Марч кладет трубку. Где-то на той стороне Лисьего холма начинает выть собака. Из окна видна такая даль без конца и края, словно, присмотревшись, разглядишь сквозь тьму другую вселенную.
— Тебе в чай и молоко, и сахар? — окликает Гвен из кухни и, не дождавшись ответа, появляется в дверях. Мать все еще в куртке, у телефона.
— Мам?
— Знаешь, — медленно отзывается она, — я как-то слишком утомилась сегодня. Не до чая. Пойду-ка спать.
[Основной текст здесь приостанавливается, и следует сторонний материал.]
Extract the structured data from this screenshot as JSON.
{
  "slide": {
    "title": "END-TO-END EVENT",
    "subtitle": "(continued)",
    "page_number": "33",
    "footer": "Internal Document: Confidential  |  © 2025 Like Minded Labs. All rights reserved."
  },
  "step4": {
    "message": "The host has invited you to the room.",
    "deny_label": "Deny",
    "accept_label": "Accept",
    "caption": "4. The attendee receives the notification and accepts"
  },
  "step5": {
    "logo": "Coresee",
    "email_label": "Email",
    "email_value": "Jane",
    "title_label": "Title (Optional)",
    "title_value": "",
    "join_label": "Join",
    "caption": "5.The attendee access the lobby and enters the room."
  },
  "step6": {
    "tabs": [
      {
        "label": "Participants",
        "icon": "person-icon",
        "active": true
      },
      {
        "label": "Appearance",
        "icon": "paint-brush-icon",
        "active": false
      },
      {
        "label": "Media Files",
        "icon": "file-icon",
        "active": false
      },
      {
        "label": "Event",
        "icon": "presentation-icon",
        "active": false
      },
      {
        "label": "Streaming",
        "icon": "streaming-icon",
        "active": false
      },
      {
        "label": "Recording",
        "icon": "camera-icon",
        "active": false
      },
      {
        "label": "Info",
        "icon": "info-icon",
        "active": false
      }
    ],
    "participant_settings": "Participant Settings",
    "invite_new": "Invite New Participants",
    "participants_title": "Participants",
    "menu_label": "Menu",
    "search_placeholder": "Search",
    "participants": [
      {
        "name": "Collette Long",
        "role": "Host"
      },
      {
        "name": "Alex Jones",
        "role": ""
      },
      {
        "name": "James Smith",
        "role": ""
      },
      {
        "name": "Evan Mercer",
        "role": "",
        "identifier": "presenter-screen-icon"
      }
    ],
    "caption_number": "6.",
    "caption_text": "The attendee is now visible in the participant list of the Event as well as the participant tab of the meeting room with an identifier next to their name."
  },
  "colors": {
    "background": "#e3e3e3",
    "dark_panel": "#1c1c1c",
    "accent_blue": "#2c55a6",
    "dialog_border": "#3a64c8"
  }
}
Заснуть не удавалось. Но в том дело, что мешала усталость, — здесь это просто невозможно было: вот ее старая комната, кровать, то самое стеганое одеяло, в красную и белую клетку, из времен, когда она беспрерывно думала о Холлисе… Его образ был словно впечатан в ее сетчатку — всегда перед ней, днем и ночью, закрыты глаза или открыты. В те годы Марч все мысли, казалось, о нем передумала. И вот на тебе: не успела здесь появиться — все сначала!
Это началось с тех поцелуев на крыше, жаркими, бессонными ночами. А утром они делали вид, будто ничего не было, сторонились друг друга или же разговаривали чересчур вежливо. Порой им действительно удавалось забыться на часок-другой, когда они неслись наперегонки к озеру Старой Оливы, брызгались, плавали, ныряли, словно всего лишь друзья, и не больше.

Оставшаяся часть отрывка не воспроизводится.